(TMU) — Scientists believe there is a supermassive black hole at the center of the Milky Way galaxy named Sagittarius A*. This black hole is 26,000 light-years from the Earth and approximately 4 million times the mass of the Sun.
While Sgr A* has always been thought of as a quiet, relatively modest black hole, new observations show a recent burst of unprecedented activity suggesting it is on a sudden feeding frenzy.
The observations comes from a research team at the UCLA Galactic Center Group, which published their work in Astrophysical Journal Letters. Using the W.M. Keck Observatory in Hawaii and the European Southern Observatory’s Very Large Telescope in Chile, the team gathered 13,000 images of the accretion disk area of the black hole.

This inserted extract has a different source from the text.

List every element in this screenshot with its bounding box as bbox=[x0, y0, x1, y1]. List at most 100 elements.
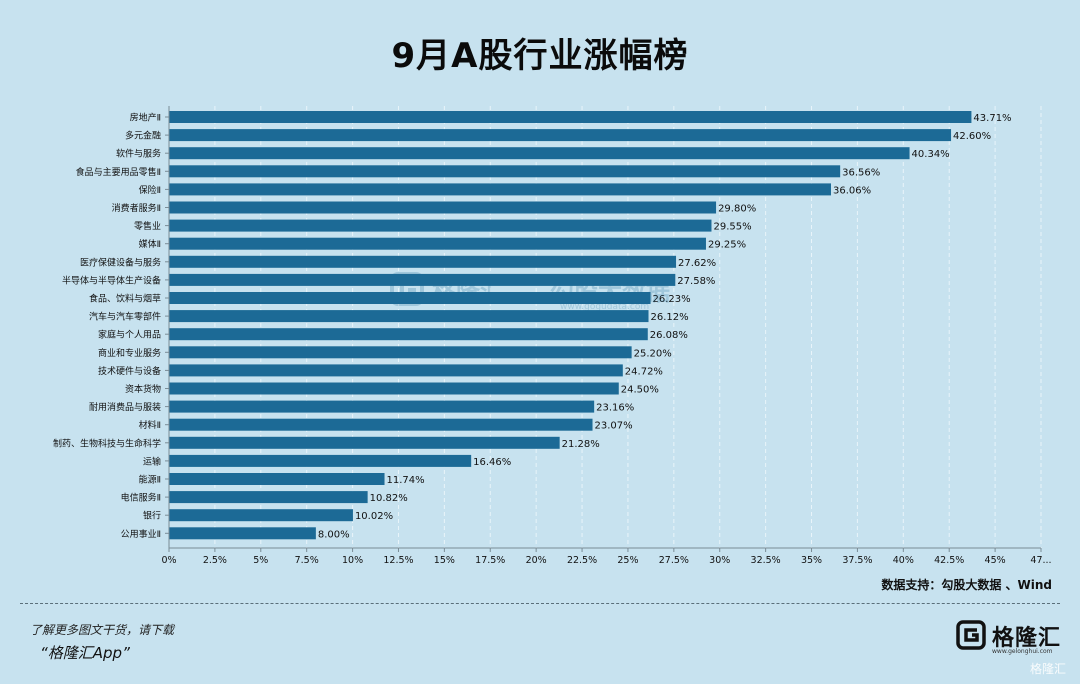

The accretion disk is where enormous amounts of gas, dust, and radiation accumulate and orbit outside the “point of no return”—or the event horizon. According to their observations, there has been a sudden and “unprecedented” increase in brightness from the Sgr A* accretion disk.
The paper’s co-author, Andrea Ghez, UCLA professor of physics and astronomy, stated:
“We have never seen anything like this in the 24 years we have studied the supermassive black hole. It’s usually a pretty quiet, wimpy black hole on a diet. We don’t know what is driving this big feast.”
Scientists say the increase in brightness means the black hole is consuming more interstellar material, including stars, planets, dust, gas, and asteroids. One of the research team’s lead authors originally believed the glow was a star because Sagittarius A* had never been observed at that level of brightness.
The advanced techniques used to gather this information is perhaps one of the most noteworthy aspects of this story. The researchers employed speckle holography to extract and analyze distant information from Sgr A* during the last 24 years. Another technique, called adaptive optics, eliminates distortion from Earth’s atmosphere. Combined, researchers were able to conclude that this is the largest amount of radiation detected from our galaxy’s black hole in nearly a quarter of a century.
Mark Morris, another co-author and UCLA professor of physics and astronomy, speculated on the cause of the increase:
“The big question is whether the black hole is entering a new phase—for example if the spigot has been turned up and the rate of gas falling down the black hole ‘drain’ has increased for an extended period—or whether we have just seen the fireworks from a few unusual blobs of gas falling in.”
Scientists believe that by recording and analyzing such increases in black hole activity, they can get a better understanding of how black holes evolve and impact the development of galaxies.